Terkait dengan kinerja mata uang tersebut, beberapa kalangan membandingkan antara rupiah yang masuk the worst dengan ringgit Malaysia dan baht Thailand yang masuk kategori the best. Pada dasarnya, upaya membandingkan kinerja rupiah dengan ringgit dan baht ini dapat diterima mengingat ketiganya merupakan anggota ASEAN. Terlebih lagi, Indonesia merupakan negara dengan produk domestik bruto (PDB) tertinggi di ASEAN.
Namun demikian, perlu dipahami bahwa terdapat perbedaan kualitatif yang mendasar sehingga kinerja mata uangnya pun berbeda. Pertumbuhan ekonomi antara Indonesia, Malaysia, dan Thailand relatif tidak jauh berbeda, yaitu sekitar 4-5 persen.
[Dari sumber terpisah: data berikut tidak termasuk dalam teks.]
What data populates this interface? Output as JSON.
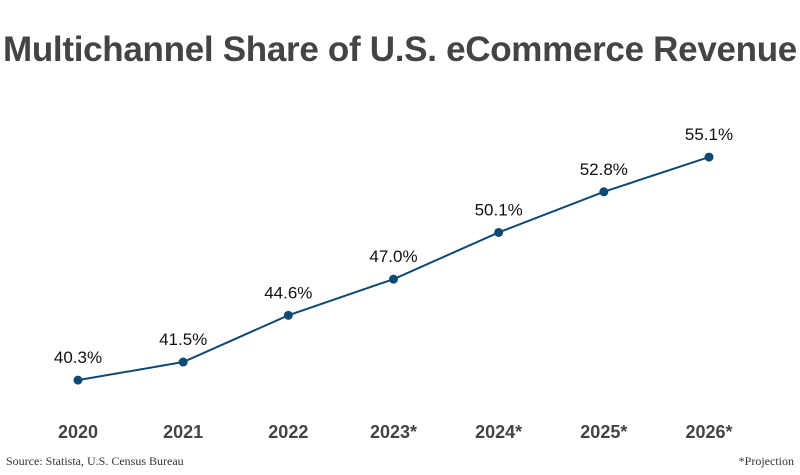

Namun, inflasi di Malaysia dan Thailand lebih rendah dari Indonesia. Inflasi Indonesia, Malaysia, dan Thailand masing-masing 3,41 persen, 1,30 persen, dan 1,07 persen.
Sementara itu, transaksi berjalan Malaysia surplus 1,30 persen terhadap PDB, Thailand surplus 10,60 persen terhadap PDB, sedangkan Indonesia defisit 1,70 persen terhadap PDB. Perbedaan inilah yang membuat kinerja nilai tukar rupiah juga berbeda dengan ringgit Malaysia dan baht Thailand.
Pelemahan nilai tukar rupiah yang dalam harus dicegah. Ini mengingat dampaknya yang buruk bagi perekonomian. Pelemahan rupiah memiliki dampak negatif yang lebih besar dibanding dampak positifnya.